Short of curing cancer there’s not much you can do other than to be understanding. And supportive. It’s not easy living with the knowledge that you are terminal; harder still to remain happy while doing so. Honor that.

Final week of vacation: Colorado

John, Bink and I landed at Denver International on Tuesday afternoon.  We drove to Broomfield where John lives, and then Bink and I continued on to her home in Fort Collins.  Bink and her husband Greg had to head right out the door for a soccer game, as my nieces Mesa and Zola are both on the varsity squad at their high school.  It was an outdoor game, and quite cold, so I begged off and went to bed early.  I slept a well needed twelve hours.

On Wednesday morning I was treated to what is the standard breakfast at my sister’s house; lattes and fruit and spinach smoothies.  Bink is an interior/exterior designer, and I accompanied her to her latest project, a lounge, kitchen and conference area in the basement of the Armstrong Hotel, for which she has also done the design.

In the afternoon we cruised through a couple of flea markets, and then went to dinner at the Rio Grande, a restaurant I started waiting tables at on the day they opened some twenty four years ago. I even had a sentimental margararita (rocks, no salt).

On Thursday morning I visited with my good friends Claire and Andre (Andre was one of the original owners of the Rio).  I found that even though we’d spent more time apart than together in the past two decades, that original bond was as tight as ever.  I then got a chance to hang out for awhile with our son August, who I also see far too little of.  Bink and Mesa had to fly back to Las Vegas that afternoon for a soccer tournament, so Greg, Zola and I had pizza in.

Friday was more time with August, and Greg and Zola joined us for the early showing of The Imaginarium of Dr. Parnassus.  It was at a groovy movie theatre which is housed in an old dry cleaning business and is called the Lyric.  You can sit on couches and sip cold beer on tap while viewing the film.  Mexican food followed.

Saturday morning found me headed to Boulder where my youngest sister Rosalie lives with her husband Brian.  The three of us had breakfast with Brian’s parents, and then Brian went off for a day of sky diving while Ro and I walked around the Pearl Street  Mall and soaked up the Colorado sunshine.  Dinner was at an Ethiopian restaurant, which was an entirely new cuisine experience for me.

On Sunday morning we reviewed Brian’s skydiving videos from the day before (he has a camera mounted in his helmet).  For those of who who like to live vicariously, click here to see one for yourself (uncensored moment included).  I then booked it over to my Aunt Claudine’s one hour late, as my vacation mode had left me completely unaware that because of daylight savings, time had sprung forward.

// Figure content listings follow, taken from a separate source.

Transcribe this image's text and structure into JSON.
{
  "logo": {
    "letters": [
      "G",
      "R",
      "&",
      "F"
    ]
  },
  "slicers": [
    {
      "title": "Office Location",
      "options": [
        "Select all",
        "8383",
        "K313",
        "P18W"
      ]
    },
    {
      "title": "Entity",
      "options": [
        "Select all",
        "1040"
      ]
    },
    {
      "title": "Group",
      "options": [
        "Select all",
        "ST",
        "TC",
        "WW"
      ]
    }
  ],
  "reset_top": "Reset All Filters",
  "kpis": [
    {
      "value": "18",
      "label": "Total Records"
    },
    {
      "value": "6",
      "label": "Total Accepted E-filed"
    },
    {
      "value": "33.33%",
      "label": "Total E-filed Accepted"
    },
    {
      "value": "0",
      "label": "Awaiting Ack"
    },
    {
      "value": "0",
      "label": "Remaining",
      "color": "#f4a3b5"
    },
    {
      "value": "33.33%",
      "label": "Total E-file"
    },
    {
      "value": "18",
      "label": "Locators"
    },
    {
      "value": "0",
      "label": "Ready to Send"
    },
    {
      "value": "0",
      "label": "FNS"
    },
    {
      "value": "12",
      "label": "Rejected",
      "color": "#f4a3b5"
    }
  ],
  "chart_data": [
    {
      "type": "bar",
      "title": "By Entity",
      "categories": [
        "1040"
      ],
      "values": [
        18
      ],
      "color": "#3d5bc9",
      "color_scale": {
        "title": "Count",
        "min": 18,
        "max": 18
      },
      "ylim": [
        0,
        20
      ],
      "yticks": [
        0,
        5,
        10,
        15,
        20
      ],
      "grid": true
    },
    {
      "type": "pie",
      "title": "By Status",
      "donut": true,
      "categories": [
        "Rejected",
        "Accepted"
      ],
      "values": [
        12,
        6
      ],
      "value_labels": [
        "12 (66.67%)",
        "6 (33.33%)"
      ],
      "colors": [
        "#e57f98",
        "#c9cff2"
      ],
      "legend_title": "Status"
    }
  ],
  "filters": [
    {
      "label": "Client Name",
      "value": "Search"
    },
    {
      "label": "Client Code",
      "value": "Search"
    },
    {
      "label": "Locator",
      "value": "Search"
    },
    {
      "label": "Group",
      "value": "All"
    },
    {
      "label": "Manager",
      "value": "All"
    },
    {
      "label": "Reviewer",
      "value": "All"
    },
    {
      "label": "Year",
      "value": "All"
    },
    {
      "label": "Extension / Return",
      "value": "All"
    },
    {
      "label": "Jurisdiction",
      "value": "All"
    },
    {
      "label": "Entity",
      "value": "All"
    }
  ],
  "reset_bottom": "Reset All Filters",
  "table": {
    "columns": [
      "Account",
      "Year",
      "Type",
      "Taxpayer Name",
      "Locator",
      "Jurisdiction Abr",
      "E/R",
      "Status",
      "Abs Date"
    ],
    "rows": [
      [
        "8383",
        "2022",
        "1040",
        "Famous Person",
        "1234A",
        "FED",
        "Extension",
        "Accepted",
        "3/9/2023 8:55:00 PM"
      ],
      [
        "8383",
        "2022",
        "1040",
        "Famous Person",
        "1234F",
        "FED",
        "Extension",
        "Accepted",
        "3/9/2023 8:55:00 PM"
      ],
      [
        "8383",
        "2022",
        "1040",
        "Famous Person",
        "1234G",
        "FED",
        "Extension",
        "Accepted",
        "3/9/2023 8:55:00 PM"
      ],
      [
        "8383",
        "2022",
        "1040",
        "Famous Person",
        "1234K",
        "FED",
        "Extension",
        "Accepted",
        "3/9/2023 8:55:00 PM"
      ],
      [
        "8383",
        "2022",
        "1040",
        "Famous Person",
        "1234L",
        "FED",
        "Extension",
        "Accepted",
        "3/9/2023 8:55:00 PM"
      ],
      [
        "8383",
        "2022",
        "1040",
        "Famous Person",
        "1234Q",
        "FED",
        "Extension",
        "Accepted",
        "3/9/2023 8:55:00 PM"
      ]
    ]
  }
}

Assembled at my Aunt’s house were my various cousins and their families, as well as Ro and Brian and my brother John.  We spent a lot of time together as children, and it is always great to reassemble.

That evening I drove back to Fort Collins, and Bink and Mesa flew in from Vegas. The next morning John picked me up and I said my goodbyes to Bink and family. John and I stopped at New Belgium Brewery (both his and Greg’s employer) for some swag, and then by August’s house to say goodbye for now.  After a morning of cruising flea markets, we were joined by John’s daughter Shannon, and the three of us went to see Crazy Heart and then out to dinner.  John then dropped me off at my Cousin Leigh’s for an insanely short visit, and picked me up again in the morning for a ride to the airport.

And now, after two and a half weeks of whirlwind travel, I’m back home in Hew Hampshire.  In my absence, winter seems to have quietly slipped away.  Now only one thing lies between us and spring, and that is mud season.